Beyond the countless palm trees and green fields, amongst the sounds of jeepneys and motorbikes, there are lives marked by heartbreak and lost hope.
Many of the people I’ll meet over the next few days have heard the voice of poverty saying, you are worthless. You don’t matter. Your situation is settled and unchangeable. Things will never get better.
I’m in the Philippines with a handful of others, once again seeing the work of Compassion, releasing children from poverty in Jesus’ name.
Thankfully there is a hope more powerful than the lies of poverty and I’ll be hearing about how that hope has invaded their lives, bringing transformation and the promise of a very different future to the one they were facing.
As I sit in a sparse hotel room with its peeling wallpaper, looking out the window at a Philippines flag fluttering proudly atop a tall flag pole, my mind goes back to another moment, thousands of kilometres and many years from here.
I remember gazing out an aeroplane window as we gathered speed and eventually took to the skies above Port-au-Prince, the capital of Haiti.
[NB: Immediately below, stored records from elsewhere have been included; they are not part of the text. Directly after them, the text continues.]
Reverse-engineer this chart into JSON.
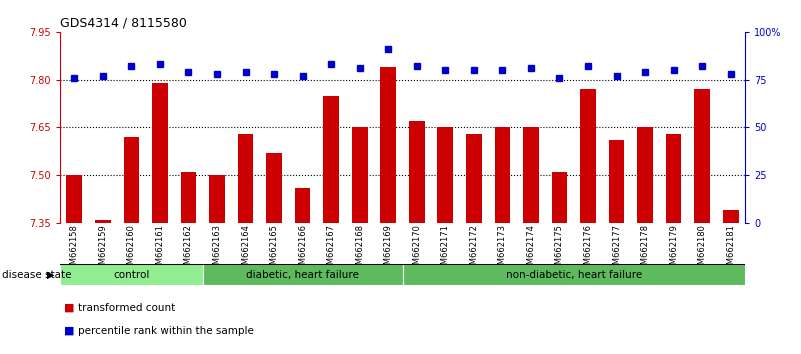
{
  "title": "GDS4314 / 8115580",
  "samples": [
    "GSM662158",
    "GSM662159",
    "GSM662160",
    "GSM662161",
    "GSM662162",
    "GSM662163",
    "GSM662164",
    "GSM662165",
    "GSM662166",
    "GSM662167",
    "GSM662168",
    "GSM662169",
    "GSM662170",
    "GSM662171",
    "GSM662172",
    "GSM662173",
    "GSM662174",
    "GSM662175",
    "GSM662176",
    "GSM662177",
    "GSM662178",
    "GSM662179",
    "GSM662180",
    "GSM662181"
  ],
  "bar_values": [
    7.5,
    7.36,
    7.62,
    7.79,
    7.51,
    7.5,
    7.63,
    7.57,
    7.46,
    7.75,
    7.65,
    7.84,
    7.67,
    7.65,
    7.63,
    7.65,
    7.65,
    7.51,
    7.77,
    7.61,
    7.65,
    7.63,
    7.77,
    7.39
  ],
  "percentile_values": [
    76,
    77,
    82,
    83,
    79,
    78,
    79,
    78,
    77,
    83,
    81,
    91,
    82,
    80,
    80,
    80,
    81,
    76,
    82,
    77,
    79,
    80,
    82,
    78
  ],
  "bar_color": "#cc0000",
  "percentile_color": "#0000cc",
  "ylim_left": [
    7.35,
    7.95
  ],
  "ylim_right": [
    0,
    100
  ],
  "yticks_left": [
    7.35,
    7.5,
    7.65,
    7.8,
    7.95
  ],
  "yticks_right": [
    0,
    25,
    50,
    75,
    100
  ],
  "ytick_labels_right": [
    "0",
    "25",
    "50",
    "75",
    "100%"
  ],
  "grid_values": [
    7.5,
    7.65,
    7.8
  ],
  "groups": [
    {
      "label": "control",
      "start": 0,
      "end": 5
    },
    {
      "label": "diabetic, heart failure",
      "start": 5,
      "end": 12
    },
    {
      "label": "non-diabetic, heart failure",
      "start": 12,
      "end": 24
    }
  ],
  "group_colors": [
    "#90ee90",
    "#5dba5d",
    "#5dba5d"
  ],
  "xlabel_disease": "disease state",
  "legend_bar_label": "transformed count",
  "legend_pct_label": "percentile rank within the sample",
  "bg_color": "#ffffff",
  "plot_bg_color": "#ffffff",
  "title_fontsize": 9,
  "tick_fontsize": 7,
  "bar_width": 0.55
}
It was April 2008 and we had to leave hurriedly as riots took over the city.
It was the time of the Global Financial Crisis, resulting in the Global Food Crisis. Parents had no way to feed their families and in their frustration took to the streets.
“We’re safe.” I thought to myself as the buildings below grew smaller, while at the same time wondering about the millions left behind. That’s when I knew that I had to be a voice for those who have no voice.
If I were a better man I might be helping those in poverty in other ways, but I know that stories are powerful and so I will tell the stories of those I meet. I’ll tell their stories, hoping to connect the need of these incredible children and families with those who have the capacity to share a voice of hope.
In the coming days, I’ll share some stories of courage amidst hardship with you. I hope and pray that you’ll have the courage to respond by reaching across the oceans to let a child know that there is a hope more powerful than poverty.